Windscape’s Penn State debut features ‘Japan and the Impressionists’ multimedia program Feb. 18 at Schwab
Windscape, a self-described “unquintet,” will make its Penn State debut with the innovative program “East Meets West: A Floating World—Japan and the Impressionists” at 7:30 p.m. Thursday, Feb. 18, in Schwab Auditorium.
The program will pair music by composers familiar to many Westerners—Claude Debussy, Maurice Ravel and Olivier Messiaen—with more obscure works by Japanese composers Michio Miyagi and Toru Takemitsu. The musicians will perform while images of prints and paintings by European and Japanese artists—including Claude Monet, Georges Seurat, Mary Cassatt, Utagawa Kuniyoshi, Ando Hiroshige and Katsushika Hokusai—are projected behind them.
Purchase tickets, which are $42 for an adult, $19 for a University Park student and $32 for a person 18 and younger. A grant from the University Park Allocation Committee makes Penn State student prices possible.
Founded in 1994 by woodwind soloists Tara Helen O’Connor (flute), Randall Ellis (oboe), Alan R. Kay (clarinet), Frank Morelli (bassoon) and David Jolley (horn), Windscape aims to take listeners on a musical and historical world tour by evoking cultural landscapes through music and commentary.
The members of Windscape are artists-in-residence at Manhattan School of Music and regular collaborators with the school’s faculty and students, plus Orion String Quartet. The ensemble also has worked with pianist Jeremy Denk and chamber musician Daniel Phillips.

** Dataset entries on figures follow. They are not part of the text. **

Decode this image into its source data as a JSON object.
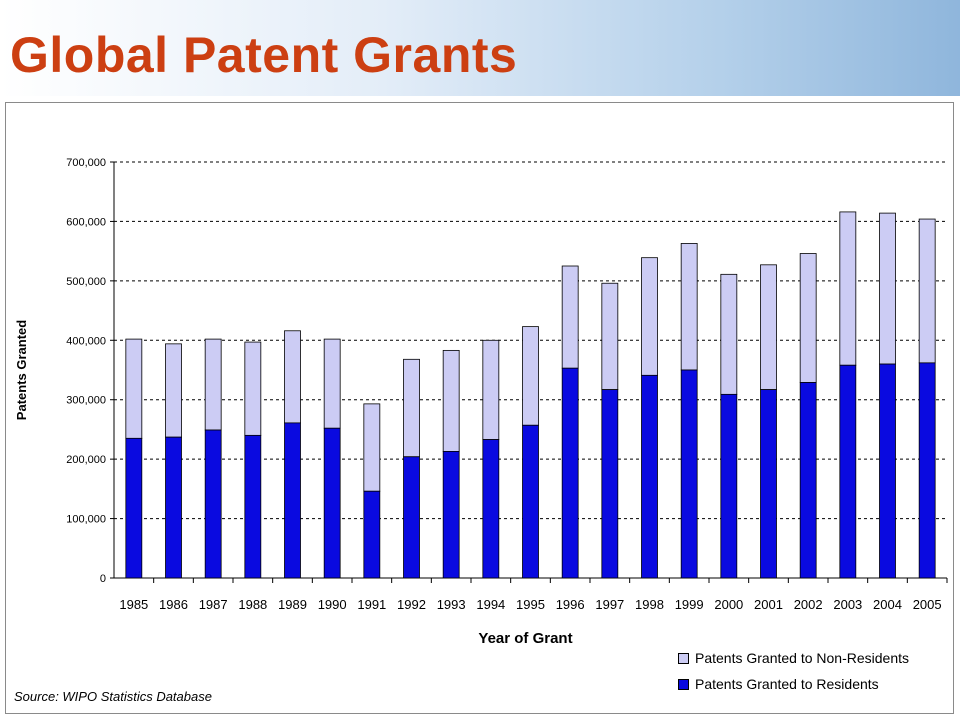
{
  "page": {
    "title": "Global Patent Grants"
  },
  "source": "Source: WIPO Statistics Database",
  "colors": {
    "title": "#cc3f12",
    "residents": "#0a0ae0",
    "non_residents": "#ccccf4"
  },
  "chart_data": {
    "type": "bar",
    "stacked": true,
    "xlabel": "Year of Grant",
    "ylabel": "Patents Granted",
    "ylim": [
      0,
      700000
    ],
    "yticks": [
      "0",
      "100,000",
      "200,000",
      "300,000",
      "400,000",
      "500,000",
      "600,000",
      "700,000"
    ],
    "grid": true,
    "legend_position": "bottom-right",
    "categories": [
      "1985",
      "1986",
      "1987",
      "1988",
      "1989",
      "1990",
      "1991",
      "1992",
      "1993",
      "1994",
      "1995",
      "1996",
      "1997",
      "1998",
      "1999",
      "2000",
      "2001",
      "2002",
      "2003",
      "2004",
      "2005"
    ],
    "series": [
      {
        "name": "Patents Granted to Residents",
        "color": "#0a0ae0",
        "values": [
          235000,
          237000,
          249000,
          240000,
          261000,
          252000,
          146000,
          204000,
          213000,
          233000,
          257000,
          353000,
          317000,
          341000,
          350000,
          309000,
          317000,
          329000,
          358000,
          360000,
          362000
        ]
      },
      {
        "name": "Patents Granted to Non-Residents",
        "color": "#ccccf4",
        "values": [
          167000,
          157000,
          153000,
          157000,
          155000,
          150000,
          147000,
          164000,
          170000,
          167000,
          166000,
          172000,
          179000,
          198000,
          213000,
          202000,
          210000,
          217000,
          258000,
          254000,
          242000
        ]
      }
    ]
  }
}
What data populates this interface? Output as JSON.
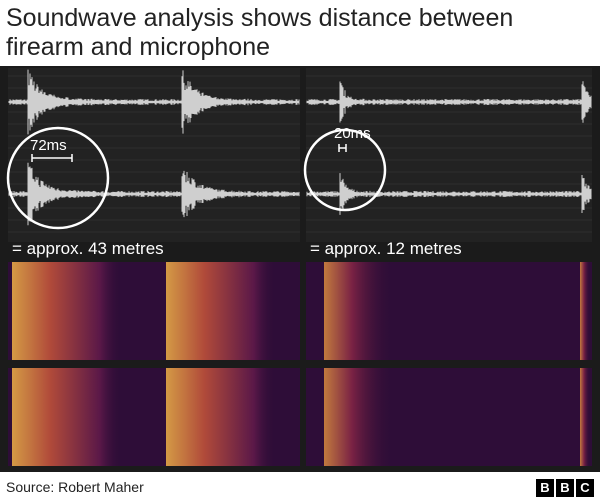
{
  "header": {
    "title": "Soundwave analysis shows distance between firearm and microphone"
  },
  "panels": [
    {
      "interval": "72ms",
      "distance": "= approx. 43 metres"
    },
    {
      "interval": "20ms",
      "distance": "= approx. 12 metres"
    }
  ],
  "footer": {
    "source": "Source: Robert Maher",
    "logo": [
      "B",
      "B",
      "C"
    ]
  }
}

The ensemble is known for its residencies and master classes—and for its engaging method of introducing musical and cultural concepts. “They speak as well as they play,” wrote a Washington Post reviewer, “and their remarks added to the charm of a very enjoyable program.”
Gay D. Dunne and James H. Dunne sponsor the presentation. WPSU is the media sponsor.
Artistic Viewpoints, an informal moderated discussion featuring a visiting artist or artists, is offered in Schwab one hour before the performance and is free for ticket holders.
This presentation is a component of the Center for the Performing Arts Classical Music Project. With support from The Andrew W. Mellon Foundation, the project provides opportunities to engage students, faculty and the community with classical music artists and programs.